The hip joints are the most important part in retaining balance. Distally on the femur some hip joint capsule pain palpable bony structures are the condyles.
The joint space between the femoral head and the superior acetabulum is normally between 2 and 7 mm. Transverse and sagittal angles of acetabular inlet plane. The acetabulum is oriented inferiorly, laterally and anteriorly, while the femoral neck is directed superiorly, medially, and slightly anteriorly. 25 degrees towards becoming frontal.
Changes in trabecular patterns due to altered CCD angle. Coxa valga leads to more compression trabeculae, coxa vara to more tension trabeculae. Changes in CCD angle is the result of changes in the stress patterns applied to the hip joint. In the femur, the first system lines up with a system arising from the lateral part of the femoral shaft to stretch to the inferior portion of the femoral neck and head.

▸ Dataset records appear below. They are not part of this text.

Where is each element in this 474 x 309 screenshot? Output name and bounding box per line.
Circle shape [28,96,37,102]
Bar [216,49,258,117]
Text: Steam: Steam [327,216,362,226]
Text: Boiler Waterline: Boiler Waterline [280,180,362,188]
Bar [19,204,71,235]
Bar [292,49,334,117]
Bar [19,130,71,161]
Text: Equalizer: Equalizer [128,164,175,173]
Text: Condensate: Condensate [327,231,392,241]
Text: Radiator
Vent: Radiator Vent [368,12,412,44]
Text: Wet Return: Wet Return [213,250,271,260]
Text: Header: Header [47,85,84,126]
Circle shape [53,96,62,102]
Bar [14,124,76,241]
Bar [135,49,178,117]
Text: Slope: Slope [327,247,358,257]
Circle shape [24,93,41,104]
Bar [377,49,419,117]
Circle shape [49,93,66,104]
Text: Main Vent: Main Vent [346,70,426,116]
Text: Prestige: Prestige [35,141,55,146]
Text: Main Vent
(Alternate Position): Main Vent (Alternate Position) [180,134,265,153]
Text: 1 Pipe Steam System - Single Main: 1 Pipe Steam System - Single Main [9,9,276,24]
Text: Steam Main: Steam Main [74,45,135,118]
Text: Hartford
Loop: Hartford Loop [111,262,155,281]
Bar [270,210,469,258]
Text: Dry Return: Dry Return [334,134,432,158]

The other system lines up with a system in the femur stretching from the medial part of the femoral shaft to the superior part of the femoral head. The capsule attaches to the hip bone outside the acetabular lip which thus projects into the capsular space. On the femoral side, the distance between the head’s cartilaginous rim and the capsular attachment at the base of the neck is constant, which leaves a wider extracapsular part of the neck at the back than at the front. The capsule has two sets of fibers: longitudinal and circular.
The longitudinal retinacular fibers travel along the neck and carry blood vessels. The hip joint is reinforced by four ligaments, of which three are extracapsular and one intracapsular. All three strengthen the capsule and prevent an excessive range of movement in the joint. Of these, the Y-shaped and twisted iliofemoral ligament is the strongest ligament in the human body.
In the upright position, it prevents the trunk from falling backward without the need for muscular activity. In the sitting position, it becomes relaxed, thus permitting the pelvis to tilt backward into its sitting position. The iliofemoral ligament prevents excessive adduction and internal rotation of the hip. The zona orbicularis acts like a buttonhole on the femoral head and assists in maintaining the contact in the joint. It is only stretched when the hip is dislocated, and may then prevent further displacement. This artery is not present in everyone but can become the only blood supply to the bone in the head of the femur when the neck of the femur is fractured or disrupted by injury in childhood. Did you know that the hip ligaments are not supposed to be streched in a split position, much worse an oversplit.